Last Friday, Beasley was shown on his Twitter account displaying a new tattoo across his shoulders. In addition, the image showed what appeared to be a small plastic bag on a table. The contents were unclear.

On his Twitter page were these comments: "Feelin like it's not worth livin!!!!!! I'm done." And, "I feel like the whole world is against me. I can't win for losin."

Beasley's account has since been closed. Beasley, who carried a $4.1 million contract in his rookie season, averaged 13.9 points and 5.4 rebounds in his rookie season. Both were top-five averages among NBA rookies.

On a Twitter page of Michael Beasley Sr., was this message: "Please pray for him, he needs it."
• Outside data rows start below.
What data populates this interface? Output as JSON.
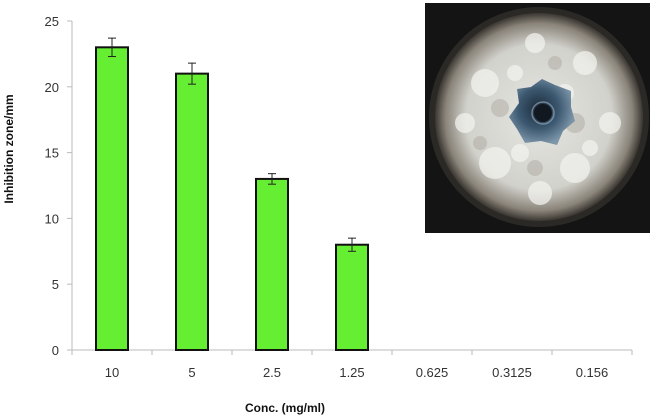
{
  "chart_data": {
    "type": "bar",
    "categories": [
      "10",
      "5",
      "2.5",
      "1.25",
      "0.625",
      "0.3125",
      "0.156"
    ],
    "values": [
      23,
      21,
      13,
      8,
      0,
      0,
      0
    ],
    "errors": [
      0.7,
      0.8,
      0.4,
      0.5,
      0,
      0,
      0
    ],
    "xlabel": "Conc. (mg/ml)",
    "ylabel": "Inhibition zone/mm",
    "ylim": [
      0,
      25
    ],
    "yticks": [
      0,
      5,
      10,
      15,
      20,
      25
    ],
    "grid": false,
    "colors": {
      "bar_fill": "#66ee33",
      "bar_stroke": "#111111",
      "axis": "#bbbbbb"
    }
  },
  "photo": {
    "subject": "petri-dish-inhibition-zone"
  }
}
Even prior to Beasley's rookie season, he was in trouble when fined $50,000 by the NBA last September after security officers at the league's rookie symposium detected the scent of marijuana in a hotel room occupied by Beasley,

Mario Chalmers, Darrell Arthur and two women. Chalmers and Arthur were fined $20,000; Beasley drew the stiffer fine for at first trying to hide his presence from NBA officials.

Beasley told The AP in January that there were times during his first six months as a professional that he felt "everyone was against me" and that many things "get blown out of proportion" - referring specifically to the rookie symposium incident.